A call comes from the State Department of Human Services. “We hear that your church is able to help people with food and utility bills, is that correct?” “Yes,” our full time Deacon answers. “We have a lady whose lights have been shut off, but we have no designated funds to cover this contingency, can you help her?” Our Deacon suggests that they send her to our office so we can meet her and find out what she needs. She is a widow, she works cleaning the local library at night, she has no one in her family able to help her, she had been out of work and lost income. She walks a mile home after work in the middle of the night since no buses run then.
She comes to the office and tells our Deacon her story. He tells her that, yes, we can pay this bill for her, but we could help her so much more if she could come and visit our church and worship with us. The Deacon arranges a ride to pick her up, she begins to attend. Eventually she joins the church, and not long after she starts coming the pastor makes an appeal for church members to give money to provide scholarships to send some men to a conference. After the service this widow walks forward to give the pastor an envelope holding fifty dollars. She was the first to respond, the first to give.
One of the things I know that many of the poor who come to our church for help don’t know, yet, is that if they were to become part of our congregation they would never again have to be hungry. Surely every church ought to be able to say that. In America this is possible, we have enough to share, to at least feed our own people. If we really tried we could make sure every congregation that we believed was preaching the Gospel and faithful to the Word would always have enough to care for their poorest members. We cannot do this without an attitude and lifestyle of sharing, and sometimes that means a radical disposing and distribution of our assets.
“For you know the grace of our Lord Jesus Christ, that though he was rich, yet for your sakes he became poor, so that you through his poverty might become rich.” (2 Corinthians 8:9) NIV
We need, our children really need, a call to something greater than themselves. Many Christians are very sacrificial for their children, but I am afraid sometimes this is in reality just indulgence and an extension of self. We must take care of our own families, but someday our children must rise up to be people of character, and if they been given a life where everything has revolved around them then how will they know how to share, and how to give their lives away for the kingdom of God?

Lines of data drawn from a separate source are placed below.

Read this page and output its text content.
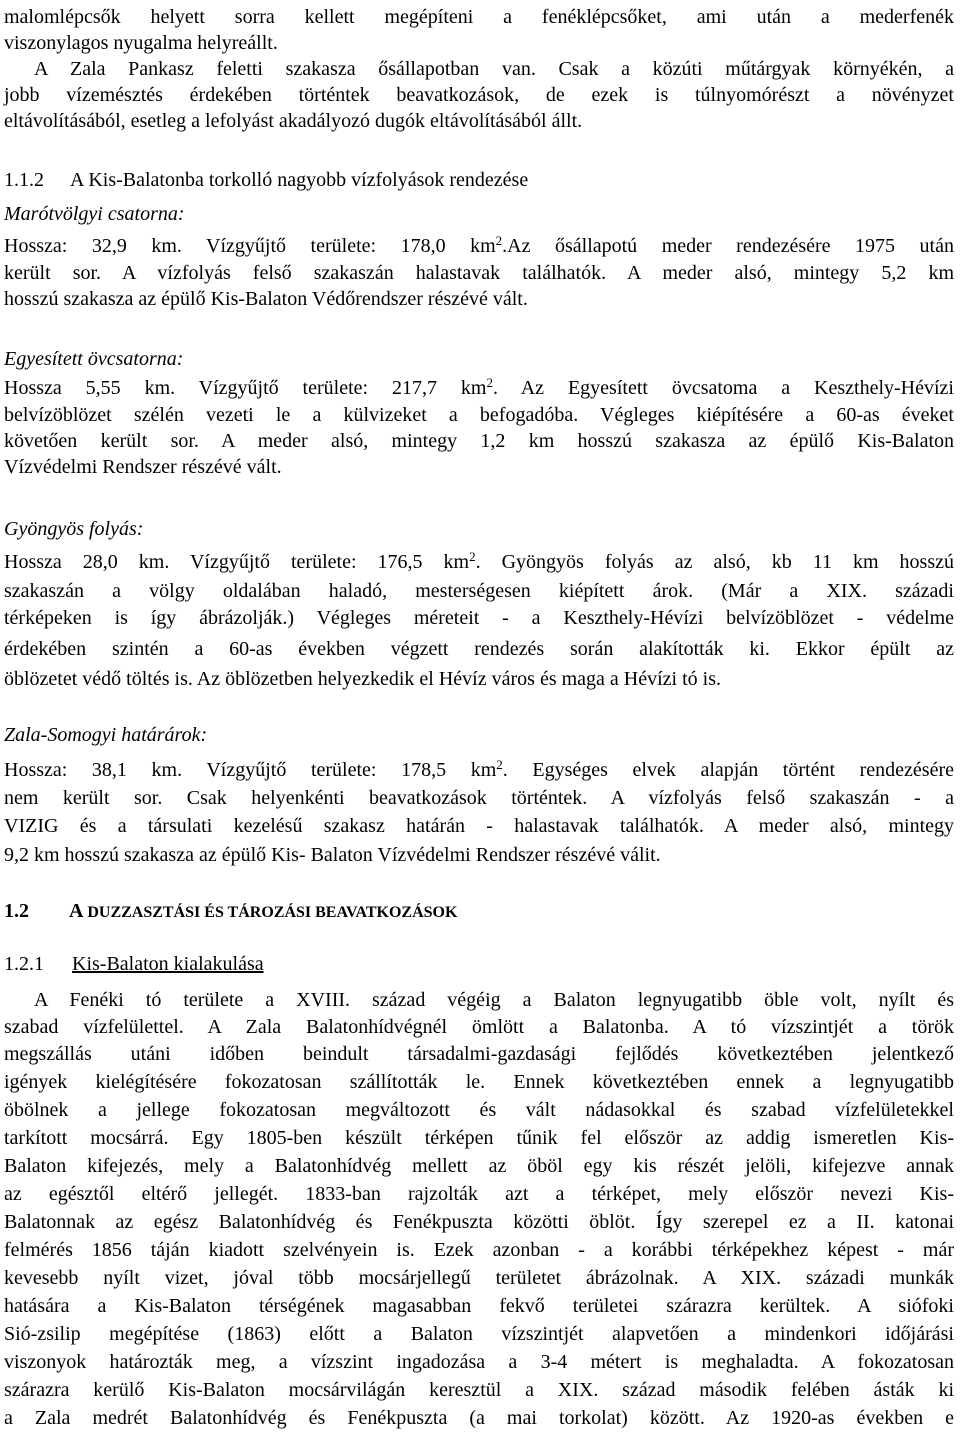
malomlépcsők helyett sorra kellett megépíteni a fenéklépcsőket, ami után a mederfenék
viszonylagos nyugalma helyreállt.
A Zala Pankasz feletti szakasza ősállapotban van. Csak a közúti műtárgyak környékén, a
jobb vízemésztés érdekében történtek beavatkozások, de ezek is túlnyomórészt a növényzet
eltávolításából, esetleg a lefolyást akadályozó dugók eltávolításából állt.
1.1.2 A Kis-Balatonba torkolló nagyobb vízfolyások rendezése
Marótvölgyi csatorna:
Hossza: 32,9 km. Vízgyűjtő területe: 178,0 $km^2.Az$ ősállapotú meder rendezésére 1975 után
került sor. A vízfolyás felső szakaszán halastavak találhatók. A meder alsó, mintegy 5,2 km
hosszú szakasza az épülő Kis-Balaton Védőrendszer részévé vált.
Egyesített övcsatorna:
Hossza 5,55 km. Vízgyűjtő területe: 217,7 $km^2$. Az Egyesített övcsatoma a Keszthely-Hévízi
belvízöblözet szélén vezeti le a külvizeket a befogadóba. Végleges kiépítésére a 60-as éveket
követően került sor. A meder alsó, mintegy 1,2 km hosszú szakasza az épülő Kis-Balaton
Vízvédelmi Rendszer részévé vált.
Gyöngyös folyás:
Hossza 28,0 km. Vízgyűjtő területe: 176,5 $km^2$. Gyöngyös folyás az alsó, kb 11 km hosszú
szakaszán a völgy oldalában haladó, mesterségesen kiépített árok. (Már a XIX. századi
térképeken is így ábrázolják.) Végleges méreteit - a Keszthely-Hévízi belvízöblözet - védelme
érdekében szintén a 60-as években végzett rendezés során alakították ki. Ekkor épült az
öblözetet védő töltés is. Az öblözetben helyezkedik el Hévíz város és maga a Hévízi tó is.
Zala-Somogyi határárok:
Hossza: 38,1 km. Vízgyűjtő területe: 178,5 $km^2$. Egységes elvek alapján történt rendezésére
nem került sor. Csak helyenkénti beavatkozások történtek. A vízfolyás felső szakaszán - a
VIZIG és a társulati kezelésű szakasz határán - halastavak találhatók. A meder alsó, mintegy
9,2 km hosszú szakasza az épülő Kis- Balaton Vízvédelmi Rendszer részévé válit.
1.2 A DUZZASZTÁSI ÉS TÁROZÁSI BEAVATKOZÁSOK
1.2.1 Kis-Balaton kialakulása
A Fenéki tó területe a XVIII. század végéig a Balaton legnyugatibb öble volt, nyílt és
szabad vízfelülettel. A Zala Balatonhídvégnél ömlött a Balatonba. A tó vízszintjét a török
megszállás utáni időben beindult társadalmi-gazdasági fejlődés következtében jelentkező
igények kielégítésére fokozatosan szállították le. Ennek következtében ennek a legnyugatibb
öbölnek a jellege fokozatosan megváltozott és vált nádasokkal és szabad vízfelületekkel
tarkított mocsárrá. Egy 1805-ben készült térképen tűnik fel először az addig ismeretlen Kis-
Balaton kifejezés, mely a Balatonhídvég mellett az öböl egy kis részét jelöli, kifejezve annak
az egésztől eltérő jellegét. 1833-ban rajzolták azt a térképet, mely először nevezi Kis-
Balatonnak az egész Balatonhídvég és Fenékpuszta közötti öblöt. Így szerepel ez a II. katonai
felmérés 1856 táján kiadott szelvényein is. Ezek azonban - a korábbi térképekhez képest - már
kevesebb nyílt vizet, jóval több mocsárjellegű területet ábrázolnak. A XIX. századi munkák
hatására a Kis-Balaton térségének magasabban fekvő területei szárazra kerültek. A siófoki
Sió-zsilip megépítése (1863) előtt a Balaton vízszintjét alapvetően a mindenkori időjárási
viszonyok határozták meg, a vízszint ingadozása a 3-4 métert is meghaladta. A fokozatosan
szárazra kerülő Kis-Balaton mocsárvilágán keresztül a XIX. század második felében ásták ki
a Zala medrét Balatonhídvég és Fenékpuszta (a mai torkolat) között. Az 1920-as években e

So give, find some worthy young person who is from a single parent home, some kid who has no resources and give him a part time job, give him a bike, give him or her a scholarship to camp or a good school. Find some poor church and give them books for their young people, set up summer jobs at other Christian ministries for them. Go to your pastor and tell him you can buy a new set of clothes for any middle school kid who can help with the offering once a month, and buy the whole outfit from shoes up. Tell your pastor you will match any money for adoptions up to a thousand dollars for anyone in the church. Go to your Deacons and tell them they never have to worry about having enough food in the pantry to give to the hungry. Give, and make yourself glad.